Credit ESA
Massive deposits of water ice up to 2.5 km deep may be discovered at Mars‘s Equator.
Recently, the European Space Agency’s (ESA) Mars Express took another look at one of the Red Planet’s intriguing features to figure out what it’s made of.
Turns out, those mysterious piles we saw 15 years ago are layers of water ice stretching deep below the Martian surface.
Back then, Mars Express studied the Medusae Fossae Formation (MFF) and found massive deposits up to 2.5 km deep. However, the composition remained a puzzle until now. The new research indicates that it’s not windswept dust but layers of water ice.
If we could melt all that ice in the MFF, it would create a water layer 1.5 to 2.7 m deep covering the entire planet – the largest amount of water ever identified in this part of Mars. It’s enough water to fill Earth’s Red Sea!
Credit ESA
The MFF features are like colossal sculptures shaped by the Martian wind, spanning hundreds of kilometers and reaching several kilometers in height.
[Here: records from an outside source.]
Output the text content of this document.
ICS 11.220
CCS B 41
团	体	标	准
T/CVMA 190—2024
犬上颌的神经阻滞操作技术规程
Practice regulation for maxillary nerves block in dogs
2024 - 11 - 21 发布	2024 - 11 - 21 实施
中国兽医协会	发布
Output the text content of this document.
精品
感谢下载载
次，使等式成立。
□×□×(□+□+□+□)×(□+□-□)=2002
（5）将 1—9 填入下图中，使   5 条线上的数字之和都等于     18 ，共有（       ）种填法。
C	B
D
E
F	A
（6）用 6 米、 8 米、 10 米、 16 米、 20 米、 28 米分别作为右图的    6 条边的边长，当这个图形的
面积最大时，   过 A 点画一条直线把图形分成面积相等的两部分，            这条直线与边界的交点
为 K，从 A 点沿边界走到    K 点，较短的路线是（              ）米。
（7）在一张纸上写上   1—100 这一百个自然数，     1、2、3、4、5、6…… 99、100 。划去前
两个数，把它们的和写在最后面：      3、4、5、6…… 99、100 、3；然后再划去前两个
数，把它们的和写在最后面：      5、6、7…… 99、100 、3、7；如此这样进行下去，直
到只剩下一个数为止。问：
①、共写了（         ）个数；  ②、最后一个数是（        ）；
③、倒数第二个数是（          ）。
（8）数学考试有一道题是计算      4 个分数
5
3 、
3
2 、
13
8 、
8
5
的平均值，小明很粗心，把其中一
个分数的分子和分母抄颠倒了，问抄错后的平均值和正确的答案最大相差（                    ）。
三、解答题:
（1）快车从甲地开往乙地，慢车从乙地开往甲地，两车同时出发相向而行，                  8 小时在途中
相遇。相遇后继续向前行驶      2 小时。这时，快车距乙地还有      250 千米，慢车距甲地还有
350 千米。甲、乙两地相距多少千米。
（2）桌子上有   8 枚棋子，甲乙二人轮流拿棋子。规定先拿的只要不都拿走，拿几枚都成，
Situated between the highlands and lowlands of Mars, these formations might be the largest source of dust on the planet, making them a significant and extensive deposit.
Thomas Watters of the Smithsonian Institution, USA, lead author of both the new research and the initial 2007 study, explains:
“We’ve explored the MFF again using newer data from Mars Express’s MARSIS radar, and found the deposits to be even thicker than we thought: up to 3.7 km thick. Excitingly, the radar signals match what we’d expect to see from layered ice, and are similar to the signals we see from Mars’s polar caps, which we know to be very ice rich.”